In the past quarter, over 50% of oncologists ordered the test. Many of those physicians have started ordering it regularly on a large subset or all of their patients, but some physicians have not yet. Many physicians, most, have not yet adopted it as a regular tool across all of their patients, the way that they do a CT scan, for example.
The FDA recently approved Signatera CDx as a companion diagnostic for Genentech’s immunotherapy in muscle-invasive bladder cancer. What is the significance of that approval?
Signatera, and all of Natera's tests, are lab developed tests regulated by the Centers for Medicare and Medicaid Services, not by the FDA. The reason that the FDA got involved here, and that we approached them proactively, is because we ran a trial that was sponsored by Genentech that treated patients who were positive by our test. Patients were treated with Genentech’s immunotherapy drug, which is atezolizumab. The FDA, in order to approve that drug, also has to review and approve the companion diagnostic that goes with the drug.
The trial was run in early-stage muscle-invasive bladder cancer patients after they got surgery. Patients were tested with Signatera every six weeks up until their first year, and if the patient turned positive at any one of those time points, they were randomized to receive the immunotherapy from Genentech or a placebo. If the patient was negative on Signatera, then they were simply observed, no treatment. In the patients who remained negative for that whole first year, they had incredibly good outcomes: 100% of the patients were alive at one year, and 97% of patients were alive at two years with no additional systemic therapy after surgery. So, in a nutshell, if you test negative with Signatera, you don't need extra treatment.
Oncologists are trained in medical school that if you're going to give adjuvant therapy, meaning after surgery, you have to start it quickly after surgery. If you delay, the traditional wisdom goes, then you lose your opportunity to benefit that patient. This trial just turned that upside down. You can wait and monitor the patient, and if they turn positive later, and only then initiate treatment once you see that they need it, they still benefit significantly. There was no penalty to the patient to wait until their MRD test turned positive and to treat that. That's a huge thing, because it changes the paradigm. It's something that now is going to be evaluated across every major cancer type, and totally change how cancer is managed.

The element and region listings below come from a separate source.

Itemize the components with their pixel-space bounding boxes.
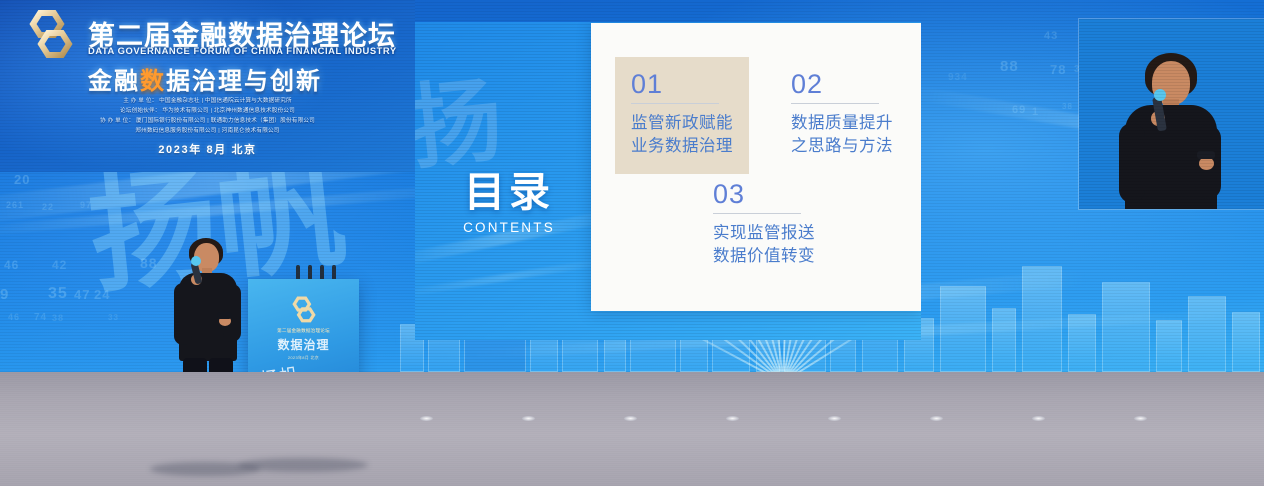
- backdrop-number: 88: [1000, 58, 1019, 75]
- backdrop-number: 22: [42, 202, 54, 212]
- speaker-closeup-figure: [1111, 53, 1231, 209]
- backdrop-number: 9: [0, 286, 9, 303]
- backdrop-number: 20: [14, 172, 30, 187]
- backdrop-number: 24: [94, 287, 110, 302]
- presenter-floor-shadow: [150, 462, 260, 476]
- microphone: [1152, 96, 1167, 131]
- backdrop-number: 47: [74, 287, 90, 302]
- toc-item-02: 02 数据质量提升 之思路与方法: [791, 71, 893, 158]
- microphone-head: [1154, 89, 1166, 101]
- toc-number: 03: [713, 181, 815, 208]
- backdrop-number: 88: [140, 255, 158, 271]
- backdrop-number: 38: [1062, 102, 1073, 111]
- backdrop-number: 38: [52, 313, 64, 323]
- floor-light: [726, 416, 739, 421]
- backdrop-number: 35: [48, 285, 68, 303]
- speaker-arm-left: [1119, 123, 1145, 203]
- backdrop-number: 42: [52, 258, 67, 272]
- toc-text-line1: 监管新政赋能: [631, 112, 733, 135]
- speaker-hand-right: [1199, 157, 1214, 170]
- backdrop-number: 43: [1044, 30, 1058, 42]
- organizer-line: 协 办 单 位： 厦门国际银行股份有限公司 | 联通助力信息技术（集团）股份有限…: [0, 116, 415, 124]
- toc-text-line1: 实现监管报送: [713, 222, 815, 245]
- light-streak: [0, 182, 479, 237]
- presenter-arm-left: [174, 283, 192, 345]
- event-subtitle-highlight: 数: [140, 68, 166, 95]
- toc-number: 01: [631, 71, 733, 98]
- slide-calligraphy: 扬: [415, 46, 508, 188]
- contents-heading-en: CONTENTS: [429, 220, 589, 235]
- speaker-torso: [1125, 105, 1217, 209]
- organizer-line: 主 办 单 位： 中国金融杂志社 | 中国信通院云计算与大数据研究所: [0, 96, 415, 104]
- podium-subtitle: 数据治理: [248, 336, 359, 353]
- podium-title: 第二届金融数据治理论坛: [248, 328, 359, 334]
- speaker-neck: [1163, 99, 1179, 111]
- backdrop-number: 69: [1012, 104, 1026, 116]
- backdrop-number: 33: [108, 313, 119, 322]
- backdrop-number: 934: [948, 72, 968, 83]
- floor-light: [420, 416, 433, 421]
- backdrop-number: 78: [1050, 62, 1066, 77]
- organizer-line: 郑州数码信息服务股份有限公司 | 河南昆仑技术有限公司: [0, 126, 415, 134]
- stage-floor: [0, 372, 1264, 486]
- toc-number: 02: [791, 71, 893, 98]
- floor-light: [930, 416, 943, 421]
- backdrop-number: 46: [8, 312, 20, 322]
- toc-item-01: 01 监管新政赋能 业务数据治理: [615, 57, 749, 174]
- speaker-head: [1152, 61, 1190, 105]
- presenter-clicker: [217, 312, 232, 319]
- toc-text-line2: 业务数据治理: [631, 135, 733, 158]
- toc-text-line1: 数据质量提升: [791, 112, 893, 135]
- event-date-location: 2023年 8月 北京: [0, 141, 415, 157]
- double-hexagon-logo-icon: [20, 9, 82, 61]
- speaker-hand-left: [1151, 111, 1165, 126]
- slide-contents-heading: 目录 CONTENTS: [429, 172, 589, 235]
- toc-divider: [631, 103, 719, 104]
- event-title-en: DATA GOVERNANCE FORUM OF CHINA FINANCIAL…: [88, 45, 397, 56]
- floor-light: [1134, 416, 1147, 421]
- event-banner: 第二届金融数据治理论坛 DATA GOVERNANCE FORUM OF CHI…: [0, 0, 415, 172]
- toc-item-03: 03 实现监管报送 数据价值转变: [713, 181, 815, 268]
- toc-text-line2: 数据价值转变: [713, 245, 815, 268]
- backdrop-number: 97: [80, 200, 92, 210]
- contents-heading-cn: 目录: [429, 172, 589, 213]
- toc-text-line2: 之思路与方法: [791, 135, 893, 158]
- podium-floor-shadow: [238, 458, 368, 472]
- floor-light: [1032, 416, 1045, 421]
- slide-content-card: 01 监管新政赋能 业务数据治理 02 数据质量提升 之思路与方法 03 实现监…: [591, 23, 921, 311]
- backdrop-number: 261: [6, 200, 24, 210]
- floor-light: [624, 416, 637, 421]
- speaker-hair: [1145, 53, 1197, 97]
- backdrop-number: 1: [1032, 106, 1039, 118]
- toc-divider: [713, 213, 801, 214]
- event-subtitle: 金融数据治理与创新: [88, 61, 322, 96]
- event-subtitle-suffix: 据治理与创新: [166, 68, 322, 95]
- toc-divider: [791, 103, 879, 104]
- backdrop-number: 46: [4, 258, 19, 272]
- presentation-slide: 扬 目录 CONTENTS 01 监管新政赋能 业务数据治理 02 数据质量提升…: [415, 22, 921, 340]
- speaker-video-inset: [1079, 19, 1264, 209]
- organizer-line: 论坛创始伙伴： 华为技术有限公司 | 北京神州数通信息技术股份公司: [0, 106, 415, 114]
- floor-light: [522, 416, 535, 421]
- handheld-microphone-head: [191, 256, 201, 266]
- podium-logo-icon: [287, 296, 321, 324]
- floor-light: [828, 416, 841, 421]
- event-subtitle-prefix: 金融: [88, 68, 140, 95]
- clicker-device: [1197, 151, 1215, 159]
- speaker-arm-right: [1195, 125, 1221, 199]
- backdrop-number: 74: [34, 312, 47, 323]
- conference-stage-screenshot: 扬帆: [0, 0, 1264, 486]
- podium-date: 2023年8月 北京: [248, 355, 359, 361]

What is Natera working on in early cancer detection?
We've shown very promising data in colorectal cancer, and that's going to be the first indication that we move forward to the FDA. The trial will be completed this year. The data will become available next year, and the submission to the FDA would be next year.
Multi-cancer early detection would be next on the list after colorectal. We have high hopes. We're investing a lot. I think that eventually it will become part of standard workup for patients above a certain age, and initially it will be most useful in patients who are at elevated risk. I think it will take a lot longer for the test to be covered and widely adopted in all patients, even average risk.
But for now, we're focused on our oncology portfolio and driving the evidence and the adoption for the Signatera test, and creating as much patient access and insurance coverage as possible.